Influences hétéroclites
Durant cette période charnière et avant de rejoindre les bancs de l'Ecole Supérieure de Musique Franz Liszt de Weimar, Alaa a rencontré son deuxième mentor : Mohamed Jbara. Le père de la fusion marocaine apprécie le talent du jeune musicien et le recrute le temps de la production de son album Lmida. « J’habitais pratiquement chez lui, on répétait chez lui tous les jours, c’était mon second atelier. J’ai appris beaucoup de choses avec lui, notamment l’expérience sur les grandes scènes, même si ce n’était pas des scènes internationales ». Jbara lui a appris que les musiques traditionnelles marocaines peuvent servir de repère tel que prouvé par le succès légendaire de Nass El Ghiwan. « Nous sommes chamboulés au Maroc dans les mariages, on écoute l’ayta et sur la radio on écoute de l’oriental. Même les compositeurs qui ont émergé après l’indépendance, comme Doukkali, ont été influencé par l’école orientale. »
En ce qui concerne ses influences spécifiques au oud, il cite Mounir Bachir et Saad Chraibi. Le premier lui a fait comprendre que le luth peut devenir agressif, un instrument à part entière avec lequel on peut faire un récital, à la manière de la cithare de Ravi Shankar le second est pour lui le seul musicien marocain capable de faire parler son luth.
Talking Oud
« Pour un instrumentaliste, le vrai challenge et le but ultime c’est de faire chanter son instrument. Dans cet album, j’ai fait une palette de plusieurs styles et atmosphères où le luth peut, à chaque fois, parler une langue différente. » L’album en question, Talking Oud, est son dernier en date, sorti trois ans après son premier dans lequel on entend jouer son premier quintet de musiciens jazz. Les deux albums ont été autoproduits en Allemagne et Alaa est à ce jour son propre manager. Il jongle avec ses études, les concerts et l’élaboration de son prochain album qui sera un mélange de musiques nord-africaines et de flamenco.
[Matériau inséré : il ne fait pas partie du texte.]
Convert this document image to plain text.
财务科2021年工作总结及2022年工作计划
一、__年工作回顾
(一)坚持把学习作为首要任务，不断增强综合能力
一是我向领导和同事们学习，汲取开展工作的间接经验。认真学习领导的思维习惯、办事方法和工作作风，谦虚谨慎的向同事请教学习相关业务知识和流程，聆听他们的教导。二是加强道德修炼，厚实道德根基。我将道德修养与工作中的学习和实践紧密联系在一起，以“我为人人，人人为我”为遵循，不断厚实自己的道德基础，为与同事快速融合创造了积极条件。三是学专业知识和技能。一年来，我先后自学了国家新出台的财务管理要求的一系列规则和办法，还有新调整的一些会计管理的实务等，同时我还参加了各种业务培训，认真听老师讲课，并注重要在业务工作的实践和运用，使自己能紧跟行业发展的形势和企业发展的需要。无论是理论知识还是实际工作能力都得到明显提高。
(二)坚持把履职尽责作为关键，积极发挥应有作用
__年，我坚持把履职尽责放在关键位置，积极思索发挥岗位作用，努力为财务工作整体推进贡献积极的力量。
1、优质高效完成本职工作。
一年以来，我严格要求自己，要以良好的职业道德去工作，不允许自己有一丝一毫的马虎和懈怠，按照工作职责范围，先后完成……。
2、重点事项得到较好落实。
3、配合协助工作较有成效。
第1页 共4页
Il fait parler son instrument tel un ventriloque, mais il veut surtout contribuer à le moderniser et le rajeunir. « Il faut le dépoussiérer et le considérer comme un moyen d’expression, ni plus ni moins, pas obligatoirement en jouant les maqamat arabes. » La musique du luthiste est influencée par l’esprit jazz, son instrument ne s’exprime pas de façon linéaire mais joue au ping pong avec les autres instruments. « La tradition du arabe exige que la musique soit horizontale, sans le moindre changements d’accords ou d’harmonie », déplore Alaa. Ceci dit, il insiste sur le fait de maîtriser les règles à la perfection avant d’oser les briser comme quoi, la modernité c’est sacraliser l’ancien pour qu’il daigne céder la place au nouveau.